Suara.com - Analisis terbaru dari Dataforce menunjukkan tren positif pada pasar otomotif Eropa sepanjang Juli 2026. Sebanyak 25 persen dari total kendaraan yang baru terdaftar di wilayah Uni Eropa serta Inggris dan sekitarnya merupakan kendaraan listrik atau EV. Dalam tujuh bulan pertama tahun 2026 angka penjualan mobil listrik mencatatkan kenaikan signifikan sebesar 37 persen jika dibandingkan dengan periode yang sama pada tahun lalu.
Lonjakan minat masyarakat Eropa terhadap kendaraan bertenaga baterai ini dipicu oleh beberapa faktor utama. Selain tingginya harga bahan bakar bensin ketersediaan portofolio produk yang semakin beragam membuat konsumen memiliki lebih banyak pilihan. Pertumbuhan pasar mobil secara keseluruhan juga terpantau naik 4,1 persen pada bulan lalu dengan total pertumbuhan mencapai 5,7 persen sejak awal tahun.
Data menunjukkan bahwa performa mobil listrik murni atau BEV melampaui pertumbuhan kendaraan hibrida plug-in dan hibrida penuh. Meskipun demikian segmen hibrida plug-in masih mencatatkan kenaikan 15 persen dan hibrida penuh tumbuh 9 persen.
Prancis menjadi salah satu negara pemimpin pasar dengan catatan 35 persen mobil baru di wilayah tersebut adalah kendaraan listrik. Secara total terdapat sekitar 277.000 unit kendaraan listrik yang terdaftar di seluruh Eropa pada bulan lalu.
Peta persaingan model kendaraan juga memperlihatkan kejutan besar. Pada peringkat tiga besar bulanan tidak ada nama Tesla karena posisi tersebut ditempati oleh Skoda Elroq serta diikuti VW ID.4 dan Renault 5 E-Tech. Namun untuk periode tujuh bulan pertama tahun ini Tesla Model Y masih mengukuhkan diri sebagai mobil listrik terlaris dengan total penjualan mencapai 115.759 unit atau naik 55 persen dibandingkan tahun sebelumnya.

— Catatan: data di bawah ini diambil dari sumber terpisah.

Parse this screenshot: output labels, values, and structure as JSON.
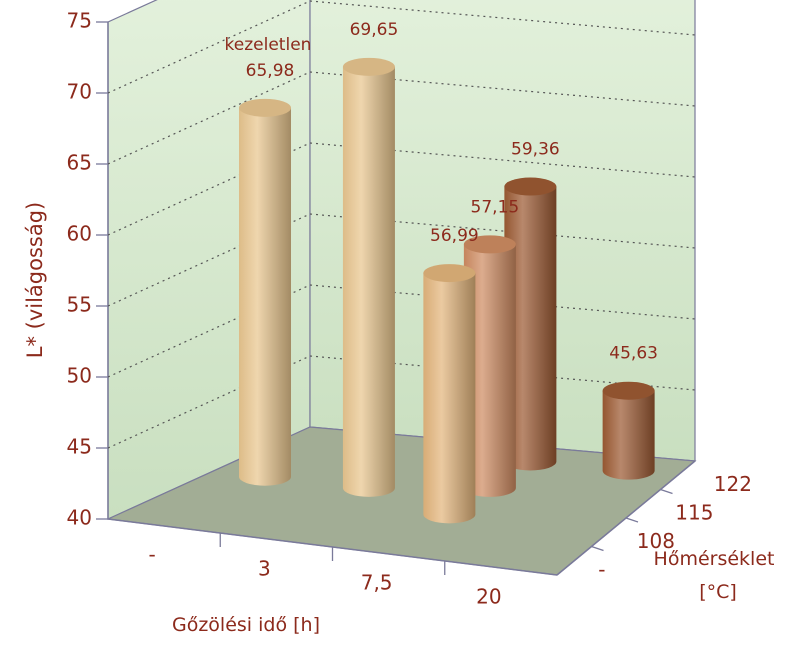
{
  "chart_data": {
    "type": "bar",
    "title": "",
    "ylabel": "L* (világosság)",
    "xlabel": "Gőzölési idő [h]",
    "zlabel_line1": "Hőmérséklet",
    "zlabel_line2": "[°C]",
    "ylim": [
      40,
      75
    ],
    "yticks": [
      "40",
      "45",
      "50",
      "55",
      "60",
      "65",
      "70",
      "75"
    ],
    "x_categories": [
      "-",
      "3",
      "7,5",
      "20"
    ],
    "z_categories": [
      "-",
      "108",
      "115",
      "122"
    ],
    "grid": true,
    "bars": [
      {
        "x": "-",
        "z": "-",
        "value": 65.98,
        "label": "65,98",
        "note": "kezeletlen",
        "color": "#e9c68f"
      },
      {
        "x": "3",
        "z": "-",
        "value": 69.65,
        "label": "69,65",
        "note": "",
        "color": "#e9c68f"
      },
      {
        "x": "7,5",
        "z": "122",
        "value": 59.36,
        "label": "59,36",
        "note": "",
        "color": "#9c5a33"
      },
      {
        "x": "7,5",
        "z": "115",
        "value": 57.15,
        "label": "57,15",
        "note": "",
        "color": "#cf8c62"
      },
      {
        "x": "7,5",
        "z": "108",
        "value": 56.99,
        "label": "56,99",
        "note": "",
        "color": "#e3b57c"
      },
      {
        "x": "20",
        "z": "122",
        "value": 45.63,
        "label": "45,63",
        "note": "",
        "color": "#9c5a33"
      }
    ]
  }
}
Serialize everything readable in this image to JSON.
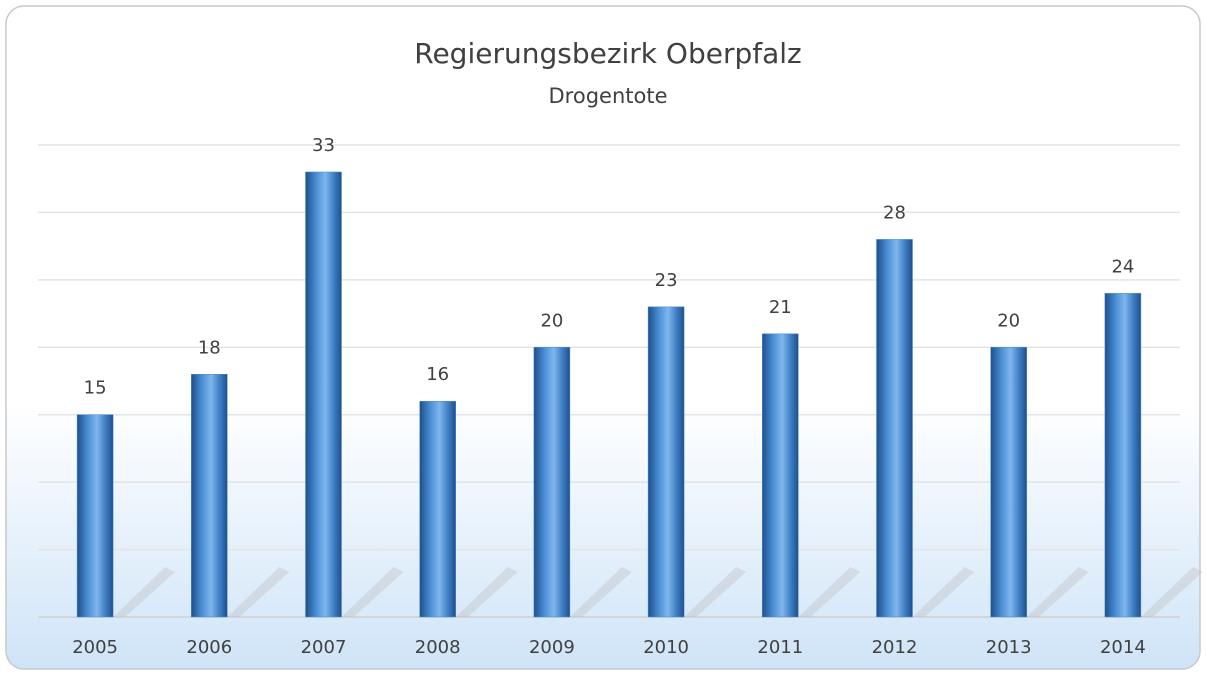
{
  "chart_data": {
    "type": "bar",
    "title": "Regierungsbezirk Oberpfalz",
    "subtitle": "Drogentote",
    "categories": [
      "2005",
      "2006",
      "2007",
      "2008",
      "2009",
      "2010",
      "2011",
      "2012",
      "2013",
      "2014"
    ],
    "values": [
      15,
      18,
      33,
      16,
      20,
      23,
      21,
      28,
      20,
      24
    ],
    "color": "#4a8fd6",
    "ylim": [
      0,
      35
    ],
    "yticks": [
      0,
      5,
      10,
      15,
      20,
      25,
      30,
      35
    ],
    "grid": true
  }
}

Sementara itu persaingan di segmen hibrida plug-in mulai didominasi oleh pabrikan asal Tiongkok. Hal ini terjadi karena model tersebut tidak dikenakan tarif impor tambahan sehingga mampu menekan kompetitor lokal secara efektif. Kendaraan PHEV asal Tiongkok kini menguasai sekitar 34 persen pangsa pasar di segmennya dengan total penjualan mencapai 125.530 unit pada bulan lalu.